La crise malienne de 2012 va offrir à la Communauté économique des États d'Afrique de l'Ouest l'un des défis les plus critiques de son histoire.
Le Mali, longtemps considéré comme l’un des pays les plus stables d’Afrique de l’Ouest, est secoué, le 22 mars 2012, par un coup d’État. Le capitaine Amadou Haya Sanogo prend le pouvoir. Son acte est condamné de manière unanime par la communauté internationale, et la Cedeao évoque dès le 28 mars une éventuelle intervention militaire afin de ramener l’ordre constitutionnel.
Le 6 avril, devant la pression de la Cedeao, Sanogo annonce la signature d’un accord qui prévoit la désignation d’un Premier ministre et d’un président de transition – poste qui sera occupé par Dioncounda Traoré – et la tenue d’élections présidentielle et législatives, dans un délai d’au plus 40 jours. Les putschistes obtiennent également une amnistie. La Cedeao organise le 26 avril un sommet extraordinaire : elle décide d’envoyer une mission de surveillance de la transition et n’écarte pas le déploiement d’unités combattantes. Mais la junte rejette ces décisions et le président burkinabè, Blaise Compaoré, est forcé de mener une nouvelle médiation.
La Cedeao obtient des putschistes le maintien de Dioncouda Traoré à la tête du Mali durant la transition
À la mi-mai, alors que les putschistes ont écarté une tentative de contre-coup d’État et que la Cedeao s’est une nouvelle fois réuni à Dakar pour appeler à une transition d’un an, aucun accord n’est trouvé.
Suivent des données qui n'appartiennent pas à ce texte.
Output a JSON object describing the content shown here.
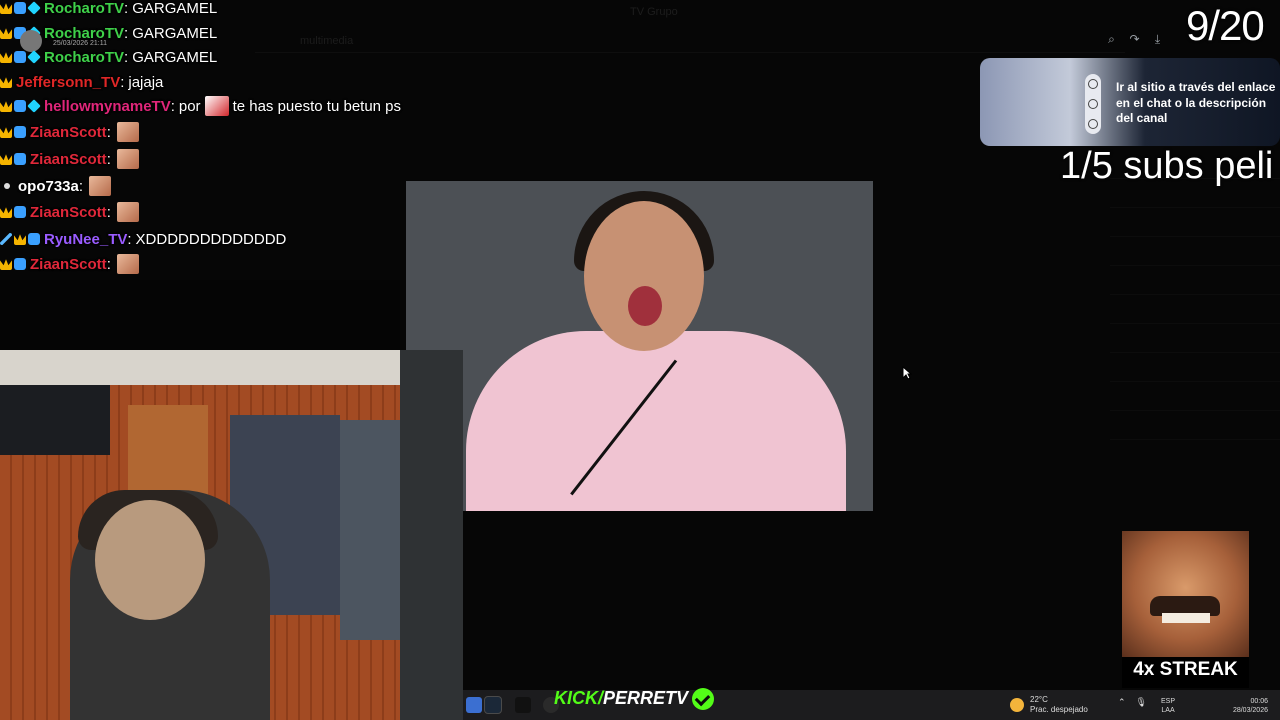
{
  "background_app": {
    "window_title": "TV Grupo",
    "toolbar_label": "multimedia"
  },
  "chat": {
    "messages": [
      {
        "user": "RocharoTV",
        "user_color": "#3fd14a",
        "text": "GARGAMEL"
      },
      {
        "user": "RocharoTV",
        "user_color": "#3fd14a",
        "text": "GARGAMEL"
      },
      {
        "user": "RocharoTV",
        "user_color": "#3fd14a",
        "text": "GARGAMEL"
      },
      {
        "user": "Jeffersonn_TV",
        "user_color": "#e02727",
        "text": "jajaja"
      },
      {
        "user": "hellowmynameTV",
        "user_color": "#e0267a",
        "text_before": "por",
        "text_after": "te has puesto tu betun ps"
      },
      {
        "user": "ZiaanScott",
        "user_color": "#e0283a",
        "text": ""
      },
      {
        "user": "ZiaanScott",
        "user_color": "#e0283a",
        "text": ""
      },
      {
        "user": "opo733a",
        "user_color": "#ffffff",
        "text": ""
      },
      {
        "user": "ZiaanScott",
        "user_color": "#e0283a",
        "text": ""
      },
      {
        "user": "RyuNee_TV",
        "user_color": "#9a5cff",
        "text": "XDDDDDDDDDDDDD"
      },
      {
        "user": "ZiaanScott",
        "user_color": "#e0283a",
        "text": ""
      }
    ],
    "overlay_timestamp": "25/03/2026 21:11"
  },
  "overlay": {
    "counter": "9/20",
    "subs_goal": "1/5 subs peli",
    "promo_text": "Ir al sitio a través del enlace en el chat o la descripción del canal",
    "streak_label": "4x STREAK"
  },
  "branding": {
    "kick_prefix": "KICK/",
    "channel": "PERRETV",
    "accent": "#53fc18"
  },
  "taskbar": {
    "temperature": "22°C",
    "weather": "Prac. despejado",
    "lang_top": "ESP",
    "lang_bottom": "LAA",
    "time": "00:06",
    "date": "28/03/2026"
  }
}
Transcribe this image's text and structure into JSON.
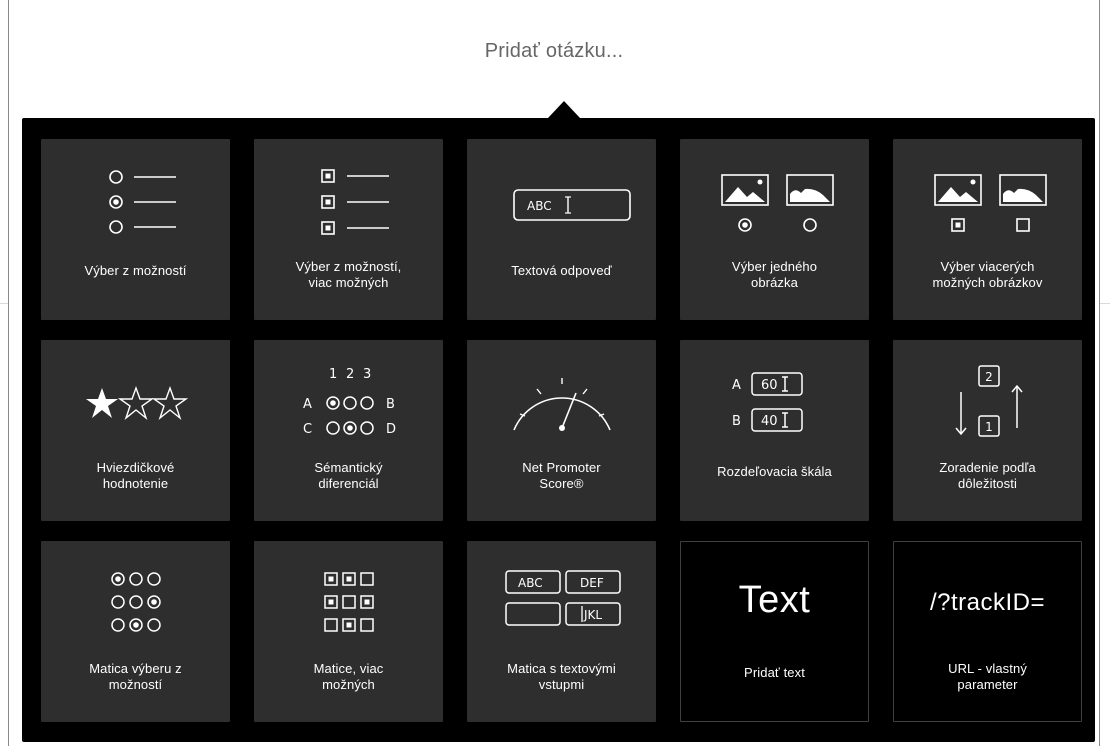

Les militaires continuent de privilégier le capitaine Sanogo comme chef de la transition tandis que l’instance sous-régionale souhaite voir Dioncounda Traoré à la manœuvre en sa qualité de président de l’Assemblée et donc de chef d’État par intérim naturel, selon la Constitution.
Le 19 mai, plusieurs ministres des Affaires étrangères de la sous-région se rencontrent à Abidjan et une délégation dirigée par le ministre burkinabé des Affaires étrangères, Djibrill Bassolé, arrive au Mali. La Cedeao annonce alors avoir obtenu des putschistes le maintien de Dioncouda Traoré à la tête du Mali durant la transition, qui doit mener à l’organisation d’élections libres. Quant aux hommes de Sanogo, ils sont amnistiés par l’Assemblée nationale.
Les jihadistes changent la donne
Alors que la Cedeao continue les négociations en vue de trouver une solution politique à la crise, la situation sur le terrain évolue. L’alliance du Mouvement pour l’unicité et le jihad en Afrique de l’Ouest (Mujao) et de Ansar Eddine, qui a réussi à marginaliser son ancien allié du Mouvement national de libération de l’Azawad (MNLA), prend le contrôle du Nord-Mali. La communauté internationale cherche désormais à rétablir l’intégrité territoriale du pays. Le 7 juin, des représentants de l’ONU, de l’Union africaine et de la Cedeao se réunissent à Abidjan et demandent à l’UA de déposer une requête auprès du Conseil de sécurité de l’ONU afin de fixer le mandat d’une opération militaire au Mali.
Le 16 juin, plusieurs chefs d’état-major de la Cedeao annoncent que l’organisation envisage de déployer une force militaire d’environ 3 300 soldats au Mali. Au début du mois de juillet, les chefs d’État ouest-africains décident d’envoyer une mission technique au Mali, dirigée par Blaise Compaoré, dans le but de préparer l’envoi d’une force militaire.
Alors que les islamistes se rapprochent du centre du pays, les efforts de la Cedeao pour mettre en ordre de marche la classe politique malienne au sein d’un gouvernement national chargé de mettre en oeuvre la reconquête du Nord vont échouer. Le Premier ministre Cheikh Modibo Diarra est forcé de démissionner, sous l’œil désapprobateur de la Cedeao, et est remplacé par Diango Cissoko, le 12 décembre. Les membres de l’ex-junte militaire s’installent aux postes-clés de la Défense et de la Sécurité intérieure notamment.